Supporters and opponents voiced their opinions about Nitro's law during a hearing in the Ohio Senate Agriculture, Environment & Natural Resources Committee Tuesday.

"I can go over to my next door neighbor and hit him with a shovel and I'll get a felonious assault felony charge. If I go over and kill his dog, I'm going to get a misdemeanor charge. It's ridiculous," said Mike Smeck, a Nitro's law supporter who was recently interviewed about the law.

Opponents said Ohio's animal protection laws are sufficient.

"No one wants to be overly lenient for crime," said Ohio Rep. Anthony DeVitis (R-Akron). He voted against Nitro's law. "I think it's important that we, for the most part, give people a chance."

He said making animal cruelty a felony on a second offense is fair.

"I don't think that's overly lenient," said DeVitis. "It's not about compassion as much as it is about people and whether or not punishment is appropriate."

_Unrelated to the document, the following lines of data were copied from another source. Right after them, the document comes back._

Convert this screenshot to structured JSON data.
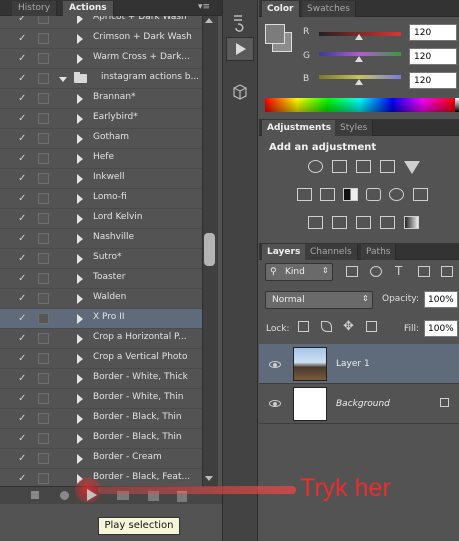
{
  "actions_panel": {
    "tabs": [
      "History",
      "Actions"
    ],
    "rows": [
      {
        "label": "Apricot + Dark Wash",
        "type": "action"
      },
      {
        "label": "Crimson + Dark Wash",
        "type": "action"
      },
      {
        "label": "Warm Cross + Dark...",
        "type": "action"
      },
      {
        "label": "instagram actions b...",
        "type": "set"
      },
      {
        "label": "Brannan*",
        "type": "action"
      },
      {
        "label": "Earlybird*",
        "type": "action"
      },
      {
        "label": "Gotham",
        "type": "action"
      },
      {
        "label": "Hefe",
        "type": "action"
      },
      {
        "label": "Inkwell",
        "type": "action"
      },
      {
        "label": "Lomo-fi",
        "type": "action"
      },
      {
        "label": "Lord Kelvin",
        "type": "action"
      },
      {
        "label": "Nashville",
        "type": "action"
      },
      {
        "label": "Sutro*",
        "type": "action"
      },
      {
        "label": "Toaster",
        "type": "action"
      },
      {
        "label": "Walden",
        "type": "action"
      },
      {
        "label": "X Pro II",
        "type": "action",
        "selected": true
      },
      {
        "label": "Crop a Horizontal P...",
        "type": "action"
      },
      {
        "label": "Crop a Vertical Photo",
        "type": "action"
      },
      {
        "label": "Border - White, Thick",
        "type": "action"
      },
      {
        "label": "Border - White, Thin",
        "type": "action"
      },
      {
        "label": "Border - Black, Thin",
        "type": "action"
      },
      {
        "label": "Border - Black, Thin",
        "type": "action"
      },
      {
        "label": "Border - Cream",
        "type": "action"
      },
      {
        "label": "Border - Black, Feat...",
        "type": "action"
      }
    ],
    "tooltip": "Play selection"
  },
  "color_panel": {
    "tabs": [
      "Color",
      "Swatches"
    ],
    "channels": [
      {
        "name": "R",
        "value": "120",
        "slider_color": "#d45a5a"
      },
      {
        "name": "G",
        "value": "120",
        "slider_color": "#b35ad4"
      },
      {
        "name": "B",
        "value": "120",
        "slider_color": "#c7c45a"
      }
    ]
  },
  "adjustments_panel": {
    "tabs": [
      "Adjustments",
      "Styles"
    ],
    "title": "Add an adjustment"
  },
  "layers_panel": {
    "tabs": [
      "Layers",
      "Channels",
      "Paths"
    ],
    "filter_label": "Kind",
    "blend_mode": "Normal",
    "opacity_label": "Opacity:",
    "opacity_value": "100%",
    "lock_label": "Lock:",
    "fill_label": "Fill:",
    "fill_value": "100%",
    "layers": [
      {
        "name": "Layer 1",
        "selected": true
      },
      {
        "name": "Background",
        "italic": true
      }
    ]
  },
  "annotation": {
    "text": "Tryk her",
    "color": "#ec2d2d"
  }
}
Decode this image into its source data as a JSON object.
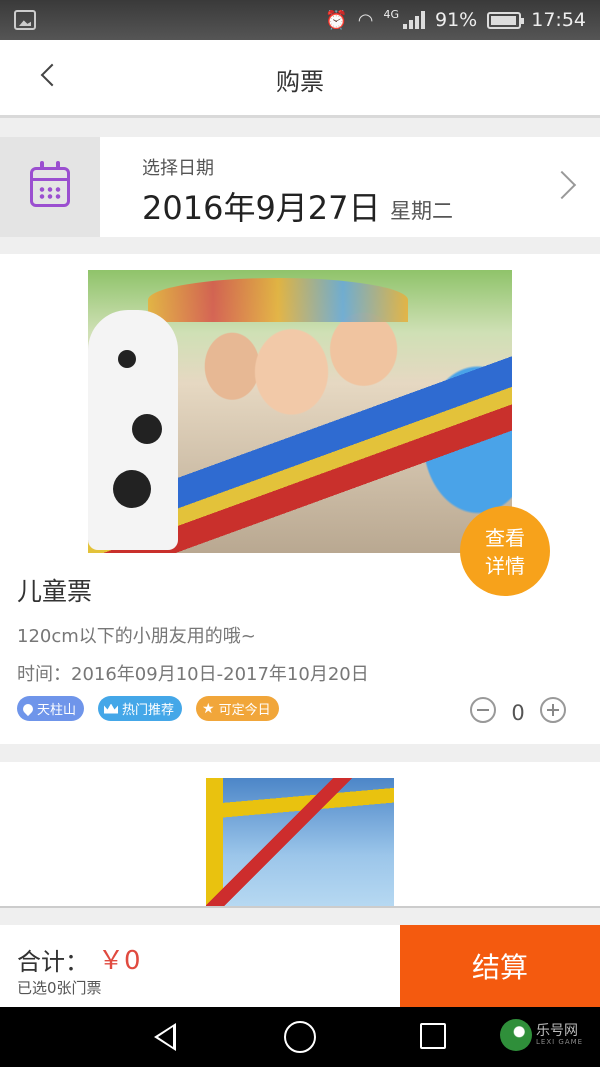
{
  "status_bar": {
    "network": "4G",
    "battery": "91%",
    "time": "17:54"
  },
  "header": {
    "title": "购票"
  },
  "date_selector": {
    "label": "选择日期",
    "date": "2016年9月27日",
    "weekday": "星期二"
  },
  "tickets": [
    {
      "name": "儿童票",
      "description": "120cm以下的小朋友用的哦~",
      "time": "时间：2016年09月10日-2017年10月20日",
      "detail_button": [
        "查看",
        "详情"
      ],
      "tags": [
        {
          "label": "天柱山",
          "icon": "location-pin-icon",
          "color": "#6f95ea"
        },
        {
          "label": "热门推荐",
          "icon": "crown-icon",
          "color": "#44a7e8"
        },
        {
          "label": "可定今日",
          "icon": "star-icon",
          "color": "#f1a63a"
        }
      ],
      "quantity": "0"
    }
  ],
  "footer": {
    "total_label": "合计：",
    "total_value": "￥0",
    "selected_count": "已选0张门票",
    "checkout_label": "结算"
  },
  "watermark": {
    "text": "乐号网",
    "sub": "LEXI GAME"
  },
  "colors": {
    "accent_orange": "#f45a0f",
    "detail_button": "#f7a21b",
    "price_red": "#e04a3f",
    "calendar_purple": "#9b4fd0"
  }
}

The Ohio Farm Bureau Federation also opposes harsher punishment for animal cruelty in Ohio. Its members "believe in the proper treatment of all animals, but are opposed to legislation that would treat crimes against animals more severely than crimes against people," according to Joe Cornely, the OFBF's senior director for corporate communications.



Stories about animal abuse made headlines in Ohio this spring. In Toledo, Howard Davis, 53, entered no contest pleas to charges alleging he left six puppies zipped up in a suitcase in an alley.

In Ashtabula County, Walter Pace, 66, is accused of shooting his neighbor's 4-year-old St. Bernard mix and beagle puppy for no apparent reason.

In Akron, Brandi Tomko, 35, is facing a 33-count indictment related to accusations that she pretended to be a veterinarian at C&D Animal Hospital on 1474 Brittain Road.

Kenny Reymnann said his dog, Charlie, died after being in Tomko's care. He said Ohio should strengthen animal abuse laws to show the state does not tolerate any form of animal cruelty.

"I don't know what the excuse is for not changing the law and changing it swiftly. It should happen now," he said.

Charlie was more than a pet to Reymann.

"He was my best friend. I've never been married. I don't have any kids so I consider my dogs my kids," he said.

Reymann said he struggles to comprehend why Charlie's death is not considered a serious crime. "In Ohio, pets are just property," he said.